Spécialiste Vétérinaire ?

Vétérinaire spécialiste : que recouvre vraiment ce titre ?

Le grand public, mais aussi une partie de la profession, confond souvent les différents qualificatifs utilisés pour décrire la compétence d’un vétérinaire dans un domaine précis. Comme en médecine humaine, certains vétérinaires choisissent de se spécialiser (ophtalmologie, chirurgie, etc.).

Voici ce que ce titre implique réellement.

Quel diplôme donne accès à ce statut ?

Le Ministère de l’Agriculture délivre le statut de spécialiste sur la base de deux diplômes :

  • le Diplôme Européen de Vétérinaire Spécialiste, délivré par un Collège Européen de Spécialité reconnu en France, sous la responsabilité de l’European Board of Veterinary Specialisation (EBVS) ;
  • le Diplôme d’Études Spécialisées Vétérinaires (DESV), diplôme français.

Un seul titre est reconnu à l’échelle européenne, celui d’European SpecialistTM, délivré par les Collèges Européens de chaque spécialité (médecine interne ECVIM, chirurgie ECVS, imagerie médicale ECVDI, dermatologie ECVD, ophtalmologie ECVO…) sous la supervision de l’EBVS. Les vétérinaires diplômés aux États-Unis peuvent aussi obtenir ce titre européen s’ils remplissent les critères de publication requis. Le statut est réévalué tous les cinq ans.
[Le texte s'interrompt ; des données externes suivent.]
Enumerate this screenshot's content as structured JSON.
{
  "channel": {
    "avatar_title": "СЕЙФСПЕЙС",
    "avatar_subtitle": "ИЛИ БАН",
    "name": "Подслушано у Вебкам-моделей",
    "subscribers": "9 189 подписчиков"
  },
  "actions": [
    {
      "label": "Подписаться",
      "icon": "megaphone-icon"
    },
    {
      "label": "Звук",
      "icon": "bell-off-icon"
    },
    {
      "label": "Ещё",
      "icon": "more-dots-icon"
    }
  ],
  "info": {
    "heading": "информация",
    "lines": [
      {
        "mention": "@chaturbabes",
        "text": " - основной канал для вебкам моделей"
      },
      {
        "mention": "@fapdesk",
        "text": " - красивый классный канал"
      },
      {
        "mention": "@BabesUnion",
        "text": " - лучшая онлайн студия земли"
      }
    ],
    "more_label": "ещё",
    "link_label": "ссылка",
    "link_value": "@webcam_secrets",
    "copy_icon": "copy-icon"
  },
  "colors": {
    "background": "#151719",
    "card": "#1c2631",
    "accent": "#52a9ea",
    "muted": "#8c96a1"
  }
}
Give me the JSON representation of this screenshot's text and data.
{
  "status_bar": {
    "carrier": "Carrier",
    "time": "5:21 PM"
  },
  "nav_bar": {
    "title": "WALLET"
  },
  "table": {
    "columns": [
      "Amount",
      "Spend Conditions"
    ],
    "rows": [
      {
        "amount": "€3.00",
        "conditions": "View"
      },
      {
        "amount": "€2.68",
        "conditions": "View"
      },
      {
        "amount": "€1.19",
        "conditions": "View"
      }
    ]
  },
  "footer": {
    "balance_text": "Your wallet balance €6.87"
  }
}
Comment obtient-on un diplôme européen ou français ?

Le diplôme européen suppose un internat (ou une année équivalente en pratique générale) suivi d’un résidanat de trois ans dans une structure agréée, le tout sanctionné par un examen. Pendant ce résidanat, le vétérinaire se consacre à temps plein à sa discipline et à la préparation de son diplôme.

Le DESV, délivré par le Ministère de l’Agriculture, suit en général le même schéma : résidanat puis examen. Il peut aussi être obtenu par validation des acquis de l’expérience (VAE), pour les vétérinaires n’ayant pas suivi de résidanat.

Comment vérifier qu’un vétérinaire est bien spécialiste ?

La liste des spécialistes reconnus en France figure sur le site de l’Association des Vétérinaires Spécialistes Français (avsf.fr) et sur celui de l’Ordre des Vétérinaires (veterinaire.fr, rubrique « trouver un vétérinaire »). Les diplômés européens et américains sont recensés sur les sites des Collèges concernés (ECVIM, ACVIM, ECVS, ACVS…) ou sur celui de l’EBVS (ebvs.org).

Pourquoi faire appel à un vétérinaire spécialiste ?

Sa formation de pointe lui permet d’offrir le meilleur niveau de soins possible, et il dispose en général d’équipements adaptés au diagnostic et au traitement (radiologie numérique, scanner, IRM, échographe, endoscope, matériel de chirurgie osseuse, laser…). Mais l’équipement ne fait pas le spécialiste : ce qui compte, c’est sa connaissance et son expérience, qui lui permettent de tirer la quintessence d’un examen. Un test coûteux mal interprété n’apporte souvent que peu de valeur.

Le spécialiste travaille en collaboration avec le vétérinaire généraliste, comme en médecine humaine : il intervient en appoint lorsqu’un cas se complique ou qu’un examen spécifique s’impose. Une fois le diagnostic posé ou le traitement engagé, l’animal reste suivi par son généraliste, qui gère l’ensemble de sa santé au quotidien.

Les obligations du vétérinaire spécialiste

Porter ce titre implique plusieurs devoirs :

  • se former en continu, en participant régulièrement aux congrès internationaux de son Collège ;
  • transmettre ses connaissances aux confrères, généralistes ou spécialistes, via des formations ou des congrès ;
  • publier, en participant à la recherche clinique de sa discipline.

Ces critères sont réexaminés tous les cinq ans lors du renouvellement du diplôme européen.

Et le CES ou le CEAV ?

Le Certificat d’Études Supérieures (CES) et le Certificat d’Études Approfondies Vétérinaire (CEAV) sont un premier niveau de formation post-universitaire : ils attestent que leur détenteur a approfondi ses connaissances dans un domaine, sans donner accès au titre de spécialiste. Accessibles aux praticiens en exercice, ils reposent sur quelques semaines de formation théorique (4 à 8 en général), un stage auprès de spécialistes, et un examen validant. Rien à voir, donc, avec les trois ans de résidanat à temps plein exigés pour le titre de spécialiste.